100+ major tech companies have voiced some opposition in defense from a new proposal from Federal Communications Commission Chairman Tom Wheeler that would make concessions to a “pay to play” model of network management; which would allow ISPs to charge companies for preferential treatment.
These new rules, which are supposed to be voted on May 15, are anticipated to make a major stand against “net neutrality,” which is the idea of a level playing field for all: ISPs should treat all data that travels over their networks equally.
The good principled proposal by Wheeler, a former government lobbyist has been opposed in writing by the likes of Google, Reddit, Facebook, Amazon, and others. The proposal reads that the FCC should *not* permit “individualized bargaining and discrimination.”
The Open Internet Order, a prior attempt by the FCC to set forth regulations in favor of net neutrality, was shot down in January by a federal court that stated that it exceeded the FCC’s authority.
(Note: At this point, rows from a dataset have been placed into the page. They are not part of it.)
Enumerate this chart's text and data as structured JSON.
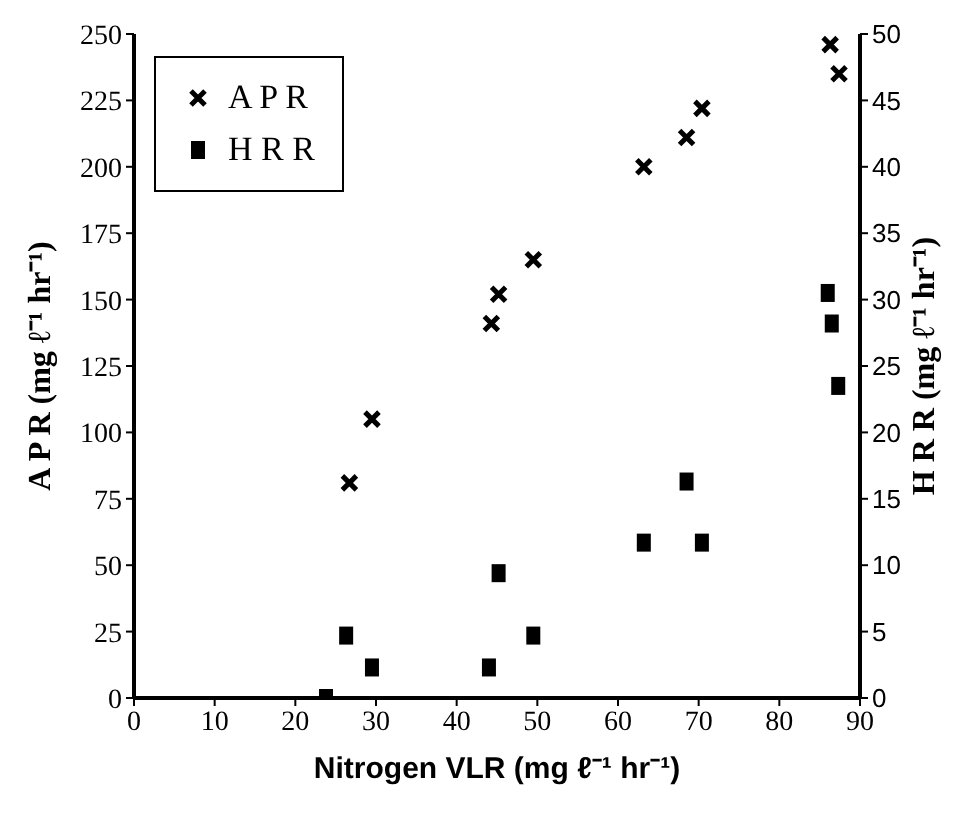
{
  "chart_data": {
    "type": "scatter",
    "xlabel": "Nitrogen VLR (mg ℓ⁻¹ hr⁻¹)",
    "ylabel": "A P R  (mg ℓ⁻¹ hr⁻¹)",
    "y2label": "H R R  (mg ℓ⁻¹ hr⁻¹)",
    "xlim": [
      0,
      90
    ],
    "xticks": [
      0,
      10,
      20,
      30,
      40,
      50,
      60,
      70,
      80,
      90
    ],
    "ylim": [
      0,
      250
    ],
    "yticks": [
      0,
      25,
      50,
      75,
      100,
      125,
      150,
      175,
      200,
      225,
      250
    ],
    "y2lim": [
      0,
      50
    ],
    "y2ticks": [
      0,
      5,
      10,
      15,
      20,
      25,
      30,
      35,
      40,
      45,
      50
    ],
    "grid": false,
    "legend": "top left",
    "series": [
      {
        "name": "A P R",
        "color": "#000000",
        "marker": "cross",
        "x": [
          26.7,
          29.5,
          44.3,
          45.2,
          49.5,
          63.2,
          68.5,
          70.4,
          86.3,
          87.4
        ],
        "values": [
          81,
          105,
          141,
          152,
          165,
          200,
          211,
          222,
          246,
          235
        ]
      },
      {
        "name": "H R R",
        "color": "#000000",
        "marker": "square",
        "axis": "y2",
        "x": [
          23.8,
          26.3,
          29.5,
          44.0,
          45.2,
          49.5,
          63.2,
          68.5,
          70.4,
          86.0,
          86.5,
          87.3
        ],
        "values": [
          0,
          4.7,
          2.3,
          2.3,
          9.4,
          4.7,
          11.7,
          16.3,
          11.7,
          30.5,
          28.2,
          23.5
        ]
      }
    ]
  }
}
According to the FCC, the latest plan will prohibit ISPs from operating in a “commercially unreasonable manner to harm the Internet, including favoring the traffic from an affiliated entity.” This obviously ambiguous wording has many concerned that it would be “commercially reasonable” to allow ISPs to charge companies like Netflix or Amazon a premium for better network speeds.
There are also some dissenting within the federal agency itself. FCC Commissioner Jessica Rosenworcel has stood up and said that the rule-making should be postponed for at least a month to give the public at large at least a minimal time to respond to Wheeler’s proposal.
Worried what will happen to its clients, web host Neocities is throttling-down connections from the FCC to 28.8kbps modem speeds as announced on the Neocities.org frontpage (by identifying visitors based on the FCC’s internal IP addresses).
While it is obvious that anyone at the FCC will find their access to Neocities only a joke, this is in an attempt to demonstrate how treating online companies differently online could make the internet segmented; where users and companies will need to negotiate network speeds with ISPs; rather than simply making everything fast, available, and equal for everyone.